Excerpts from the Account of the monetary policy meeting of the Governing Council of the European Central Bank held in Frankfurt am Main on Wednesday and Thursday, 20-21 July 2016:
New headwinds had emerged from the outcome of the UK referendum and uncertainty had risen, relating also to other geopolitical developments and the financial market situation. Yet, it was considered too early to assess with any certainty the possible implications of these headwinds for the euro area economy and, ultimately, for the inflation outlook. Therefore, it was widely felt among members that it was premature to discuss any possible monetary policy reaction at this stage. More time was needed to assess the incoming information over the coming months, although downside risks had clearly increased.
Against this background, it was widely agreed that the immediate policy focus should remain on implementing the comprehensive set of policy measures decided in early March and on preserving an appropriate degree of monetary accommodation in order to secure a return of inflation rates towards levels below, but close to, 2% without undue delay. There was solid evidence that the policy measures that had been adopted were effective and were working their way through to the broader economy over time. Their impact was visible in improved financial conditions, lower bank lending rates and strengthened credit creation, which all helped to raise both growth and inflation in the euro area, although inflation continued to be significantly below the Governing Council’s policy aim.

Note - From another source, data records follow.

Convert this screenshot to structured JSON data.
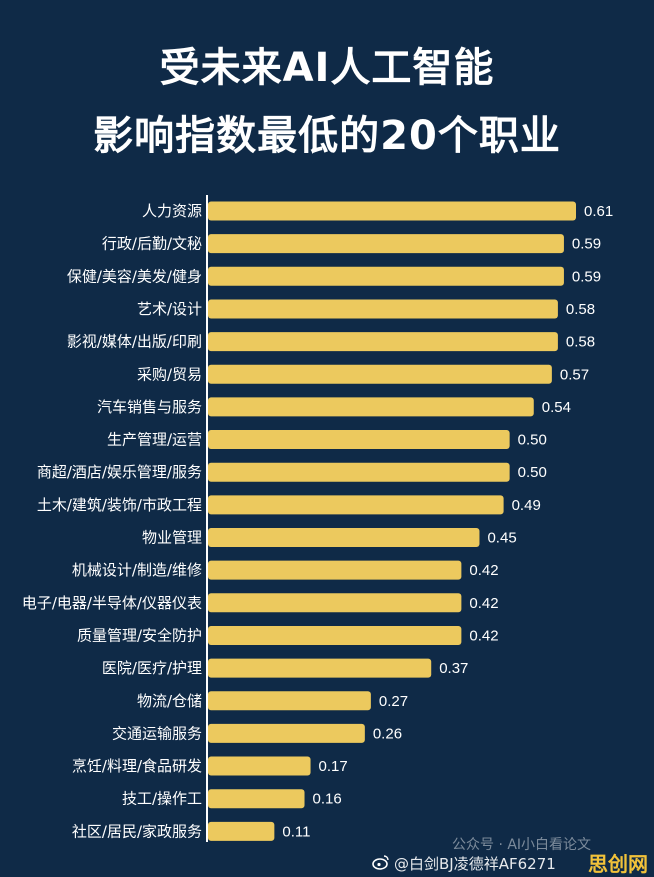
{
  "chart_data": {
    "type": "bar",
    "orientation": "horizontal",
    "title": "受未来AI人工智能影响指数最低的20个职业",
    "title_lines": [
      "受未来AI人工智能",
      "影响指数最低的20个职业"
    ],
    "categories": [
      "人力资源",
      "行政/后勤/文秘",
      "保健/美容/美发/健身",
      "艺术/设计",
      "影视/媒体/出版/印刷",
      "采购/贸易",
      "汽车销售与服务",
      "生产管理/运营",
      "商超/酒店/娱乐管理/服务",
      "土木/建筑/装饰/市政工程",
      "物业管理",
      "机械设计/制造/维修",
      "电子/电器/半导体/仪器仪表",
      "质量管理/安全防护",
      "医院/医疗/护理",
      "物流/仓储",
      "交通运输服务",
      "烹饪/料理/食品研发",
      "技工/操作工",
      "社区/居民/家政服务"
    ],
    "values": [
      0.61,
      0.59,
      0.59,
      0.58,
      0.58,
      0.57,
      0.54,
      0.5,
      0.5,
      0.49,
      0.45,
      0.42,
      0.42,
      0.42,
      0.37,
      0.27,
      0.26,
      0.17,
      0.16,
      0.11
    ],
    "value_labels": [
      "0.61",
      "0.59",
      "0.59",
      "0.58",
      "0.58",
      "0.57",
      "0.54",
      "0.50",
      "0.50",
      "0.49",
      "0.45",
      "0.42",
      "0.42",
      "0.42",
      "0.37",
      "0.27",
      "0.26",
      "0.17",
      "0.16",
      "0.11"
    ],
    "xlim": [
      0,
      0.61
    ],
    "bar_color": "#ecc95e",
    "background_color": "#0f2a47",
    "axis_color": "#ffffff",
    "grid": false
  },
  "watermarks": {
    "public_account": "公众号 · AI小白看论文",
    "weibo": "@白剑BJ凌德祥AF6271",
    "site": "思创网"
  }
}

At the same time, the uncertain environment called for the continued very close monitoring of economic and financial market developments. In this context, it was seen as important to closely monitor the transmission process of the policy measures, which had worked well so far, to ensure that the pass-through of the accommodative monetary policy stance to the real economy was not jeopardised, taking into account risks to bank-based transmission and implications for the cost of borrowing and the availability of credit.
Overall, the view was widely shared that the Governing Council needed to reiterate its capacity and readiness to act, if warranted, to achieve its objective, using all the instruments available within its mandate, while not fostering undue expectations about the future course of monetary policy. In the current environment of heightened uncertainty, a still high level of economic slack and weak wage and price pressures, future discussions were called for regarding wage trends, inflation expectations, the medium-term orientation of monetary policy and the time horizon over which a very accommodative monetary policy stance would remain warranted.